With only a few hors d'oeuvres, Mantuan cuisine on many occasions
offers a light soup as a starter, passing then to a more substantial
pasta dish. By modern restaurateurs, the tendency has been to transform
popular dishes (luccio in salsa, polenta and gras pista',salami)
revisiting with Gonzaga recipes(Capon a' la Stefani, soused fish) into
"antipasti".
No way can the first course be replaced: the modern "single platter"
is in fact an enriched first course, as in the case of risotto with puntel or rice and fried fish.
Pasta is overlooked only when polenta is the protagonist, usually
accompanied by stracotto or salami, lard, scratching, gorgonzola or
other less traditional preparations (baccala' (salted cod), grilled pork, etc.).

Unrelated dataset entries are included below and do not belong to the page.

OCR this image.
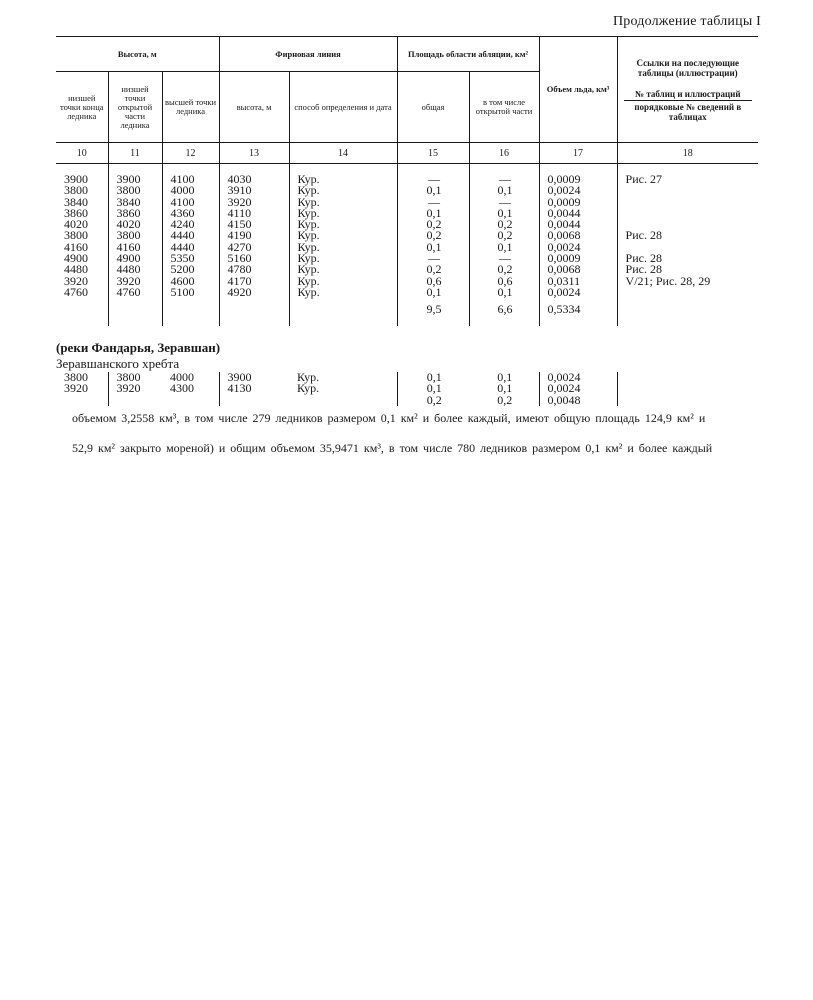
Продолжение таблицы I
Высота, м			Фирновая линия		Площадь области абляции, км²		Объем льда, км³	Ссылки на последующие таблицы (иллюстрации)

№ таблиц и иллюстраций
порядковые № сведений в таблицах

низшей точки конца ледника	низшей точки открытой части ледника	высшей точки ледника	высота, м	способ определения и дата	общая	в том числе открытой части		
10	11	12	13	14	15	16	17	18
3900	3900	4100	4030	Кур.	—	—	0,0009	Рис. 27
3800	3800	4000	3910	Кур.	0,1	0,1	0,0024	
3840	3840	4100	3920	Кур.	—	—	0,0009	
3860	3860	4360	4110	Кур.	0,1	0,1	0,0044	
4020	4020	4240	4150	Кур.	0,2	0,2	0,0044	
3800	3800	4440	4190	Кур.	0,2	0,2	0,0068	Рис. 28
4160	4160	4440	4270	Кур.	0,1	0,1	0,0024	
4900	4900	5350	5160	Кур.	—	—	0,0009	Рис. 28
4480	4480	5200	4780	Кур.	0,2	0,2	0,0068	Рис. 28
3920	3920	4600	4170	Кур.	0,6	0,6	0,0311	V/21; Рис. 28, 29
4760	4760	5100	4920	Кур.	0,1	0,1	0,0024	
					9,5	6,6	0,5334	
(реки Фандарья, Зеравшан)
Зеравшанского хребта
3800	3800	4000	3900	Кур.	0,1	0,1	0,0024	
3920	3920	4300	4130	Кур.	0,1	0,1	0,0024	
					0,2	0,2	0,0048	
объемом 3,2558 км³, в том числе 279 ледников размером 0,1 км² и более каждый, имеют общую площадь 124,9 км² и
52,9 км² закрыто мореной) и общим объемом 35,9471 км³, в том числе 780 ледников размером 0,1 км² и более каждый
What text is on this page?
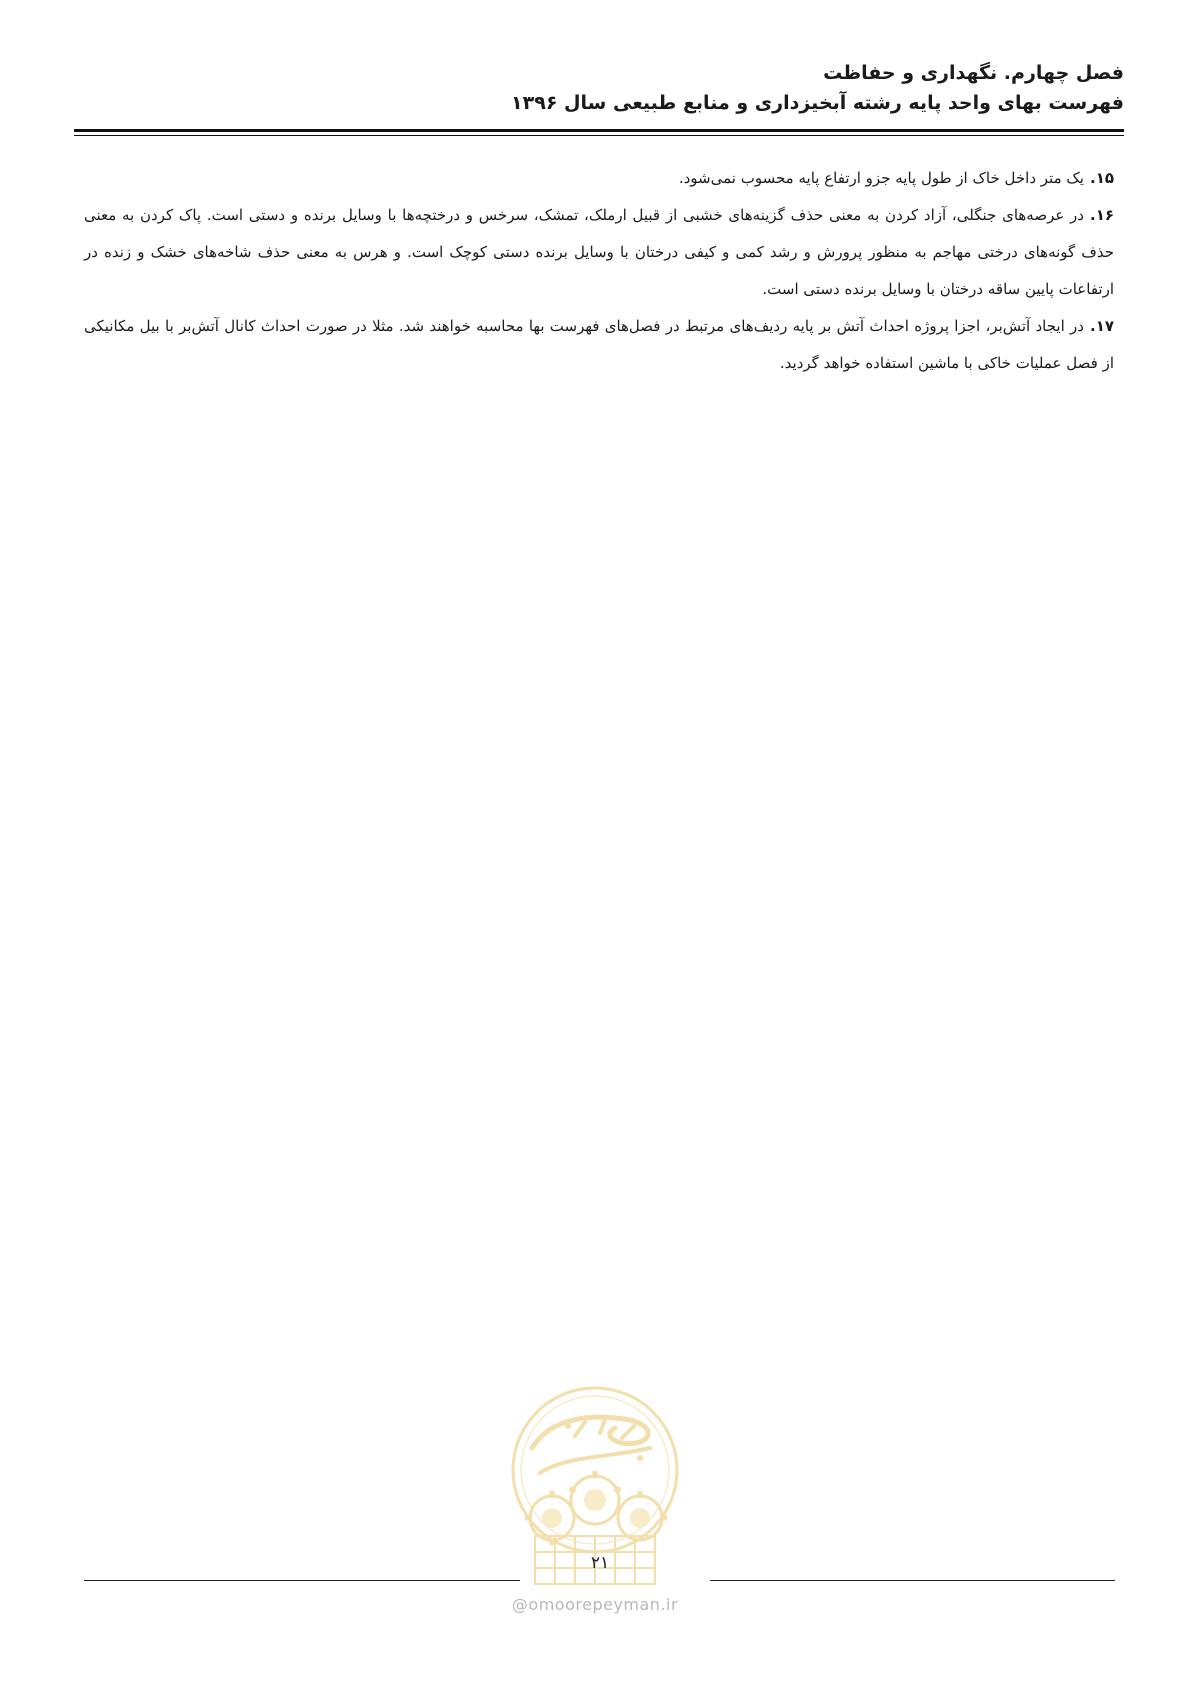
فصل چهارم. نگهداری و حفاظت
فهرست بهای واحد پایه رشته آبخیزداری و منابع طبیعی سال ۱۳۹۶

۱۵.یک متر داخل خاک از طول پایه جزو ارتفاع پایه محسوب نمی‌شود.

۱۶.در عرصه‌های جنگلی، آزاد کردن به معنی حذف گزینه‌های خشبی از قبیل ارملک، تمشک، سرخس و درختچه‌ها با وسایل برنده و دستی است. پاک کردن به معنی حذف گونه‌های درختی مهاجم به منظور پرورش و رشد کمی و کیفی درختان با وسایل برنده دستی کوچک است. و هرس به معنی حذف شاخه‌های خشک و زنده در ارتفاعات پایین ساقه درختان با وسایل برنده دستی است.

۱۷.در ایجاد آتش‌بر، اجزا پروژه احداث آتش بر پایه ردیف‌های مرتبط در فصل‌های فهرست بها محاسبه خواهند شد. مثلا در صورت احداث کانال آتش‌بر با بیل مکانیکی از فصل عملیات خاکی با ماشین استفاده خواهد گردید.

۲۱
@omoorepeyman.ir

On feast-days, there are usually two second courses: first, boiled
meats including those used How to make the broth and others boiled
apart (tongue, calf's head), then the roasts (guinea-fowl, duck in particular).
Mantuan menus usually end with Grana or other cheeses.
The traditional dessert, mostly traditional "homemade" cakes, cannot
be missing, and this was so even before the advent of the sickly sweet tiramisù.
Tradition calls for a homemade "nocino" (walnut liqueur) as a final
digestive.
We are fully aware that the written word is not a cook's usual
means of communication. Kitchen talk consists of aromas, flavors and
aesthetic equilibrium. A cook expresses the many tastes of a complex
process which contains too many variables to be summarized in a brief
schematic text. You only have to think of the importance of the
materials used in the preparation, the times required for cooking or
uniting the elements, the past experience that suggests small but
precious tips. This is why restaurateurs make no mystery of their
recipes because they cannot be reproduced, even in the most
sophisticated multi-medial forms, whether supported by filmed sequences
or meticulously articulated and illustrated explanations. On the
contrary, a recipe is an invitation to satisfy your curiosity, to
enquire and to try.
Taken from "Di terra e di acqua" ed. Franco Angeli.